Third, the Hornets play slow ball. The Hornets have the second-lowest pace in the league at 88.2.
Fourth, the Hornets' nice scoring defense is offset by their poor defensive rating (105.3, 22nd in the NBA).
Fifth, the Hornets' poor scoring margin (minus-6.1) allows opponents to put them away early and coast to the end of the game, as the Chicago Bulls did against them on Wednesday after claiming a 15-point second-quarter lead en route to a 90-67 win.
The Hornets have a remarkably low turnover rate for a bad team.
Their 13.8 turnovers per game are less than the league average (14.7).

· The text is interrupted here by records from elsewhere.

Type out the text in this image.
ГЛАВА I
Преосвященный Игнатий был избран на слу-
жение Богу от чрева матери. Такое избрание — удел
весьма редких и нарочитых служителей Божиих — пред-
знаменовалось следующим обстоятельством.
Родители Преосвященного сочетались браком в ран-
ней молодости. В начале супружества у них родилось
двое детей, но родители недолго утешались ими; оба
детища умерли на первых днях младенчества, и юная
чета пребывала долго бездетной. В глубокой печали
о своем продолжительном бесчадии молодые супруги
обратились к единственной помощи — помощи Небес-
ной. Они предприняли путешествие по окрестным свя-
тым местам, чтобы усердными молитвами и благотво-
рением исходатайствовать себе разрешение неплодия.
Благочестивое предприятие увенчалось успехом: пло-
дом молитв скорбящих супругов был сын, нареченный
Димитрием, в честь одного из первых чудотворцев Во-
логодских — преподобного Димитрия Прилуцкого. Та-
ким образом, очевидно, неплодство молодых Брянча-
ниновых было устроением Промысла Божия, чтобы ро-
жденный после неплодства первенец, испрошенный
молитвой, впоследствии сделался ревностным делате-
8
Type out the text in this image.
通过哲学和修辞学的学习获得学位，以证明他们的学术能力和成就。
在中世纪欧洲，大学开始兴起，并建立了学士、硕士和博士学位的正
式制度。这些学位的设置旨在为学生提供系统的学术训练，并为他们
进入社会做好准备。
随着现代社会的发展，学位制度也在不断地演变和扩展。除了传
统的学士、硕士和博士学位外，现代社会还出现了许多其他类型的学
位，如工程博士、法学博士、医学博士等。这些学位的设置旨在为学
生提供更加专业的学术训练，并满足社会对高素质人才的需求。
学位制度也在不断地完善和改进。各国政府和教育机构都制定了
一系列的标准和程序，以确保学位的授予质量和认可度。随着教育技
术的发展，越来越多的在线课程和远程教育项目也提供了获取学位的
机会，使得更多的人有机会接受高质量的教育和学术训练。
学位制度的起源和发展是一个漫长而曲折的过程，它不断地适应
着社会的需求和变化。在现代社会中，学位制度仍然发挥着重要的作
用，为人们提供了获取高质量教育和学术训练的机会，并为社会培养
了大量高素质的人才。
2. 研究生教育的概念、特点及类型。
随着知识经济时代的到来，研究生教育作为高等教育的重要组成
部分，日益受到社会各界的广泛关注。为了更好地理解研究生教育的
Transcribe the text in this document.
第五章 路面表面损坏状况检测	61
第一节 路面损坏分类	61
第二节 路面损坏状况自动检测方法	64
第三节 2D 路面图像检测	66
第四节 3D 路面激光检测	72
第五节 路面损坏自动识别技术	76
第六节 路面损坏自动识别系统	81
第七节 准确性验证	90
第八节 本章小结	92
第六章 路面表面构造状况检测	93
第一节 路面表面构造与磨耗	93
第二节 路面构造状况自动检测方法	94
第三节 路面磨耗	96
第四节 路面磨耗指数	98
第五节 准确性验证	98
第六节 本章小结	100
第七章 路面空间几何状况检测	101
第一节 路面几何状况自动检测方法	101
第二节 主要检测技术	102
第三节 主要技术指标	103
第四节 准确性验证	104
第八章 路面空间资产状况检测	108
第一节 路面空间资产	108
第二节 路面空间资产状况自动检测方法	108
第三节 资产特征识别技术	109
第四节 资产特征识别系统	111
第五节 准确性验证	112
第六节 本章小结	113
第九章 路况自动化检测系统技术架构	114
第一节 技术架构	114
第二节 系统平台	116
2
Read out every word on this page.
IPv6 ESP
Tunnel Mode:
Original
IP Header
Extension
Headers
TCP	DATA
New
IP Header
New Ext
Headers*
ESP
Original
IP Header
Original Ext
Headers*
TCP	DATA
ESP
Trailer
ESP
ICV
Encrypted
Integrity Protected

Jarrett Jack and Greivis Vazquez are in the top 26 in assist-to-turnover ratio.
Two things are fishy here. First, the Hornets get away with few turnovers by playing at a slow pace and scoring few points.
Playing slow makes them less liable to turn it over, since it's safe. Also, when a team scores only 87.2 points per game, opposing defenders aren't apt to try to steal the ball as much.
Hence, the 7.6 opponent's steals per game, 12th-fewest in the league.
Second, perhaps as a result of the slow pace, Jack is playing more efficiently than ever. He has his best assist-to-turnover ratio at 2.94, seventh-best in the league. His previous best is 2.53 in 2009-10 with the Toronto Raptors.
A point guard has a much easier time facilitating the offense when the opposing team isn't trying as hard on defense.
Also, the Hornets' 14.9 percent turnover rate ranks only 21st in the league, showing that the Hornets, while playing slower than most teams, turn it over more frequently than most.
Many of Gustavo Ayon's numbers are eye-popping.
While he averages 4.7 points and 3.4 rebounds per game, his player efficiency rating (21.0), block percentage (5.5 percent), win shares per 48 minutes (.175), field-goal percentage (58.8 percent) and offensive rating are remarkable (.175).
A Moneyball general manager might look at his numbers and demand Dell Demps a trade for him.
Then again, a closer look would be required. Ayon is generally a backup. The Mexican big man plays against poor competition when he hits the court.
Also, he plays only 13 minutes per game. Playing such few minutes, it's easy for him to drop buckets and post impressive advanced metrics.
Ayon's game was exposed when he started against the Sacramento Kings on February 6 in place of Jason Smith. Ayon scored four points on 2-of-6 from the field, along with nine rebounds and two blocks in 32 minutes. Sunday was his first NBA game playing 30 minutes, and he didn't manage to shoot decently.
Ayon was even quieter on Wednesday in his start against the Bulls, scoring six points on 3-of-5 shooting, along with three rebounds and two steals in 19 minutes.
Catching a great game in a significant number of minutes is difficult for a player who plays insignificant minutes.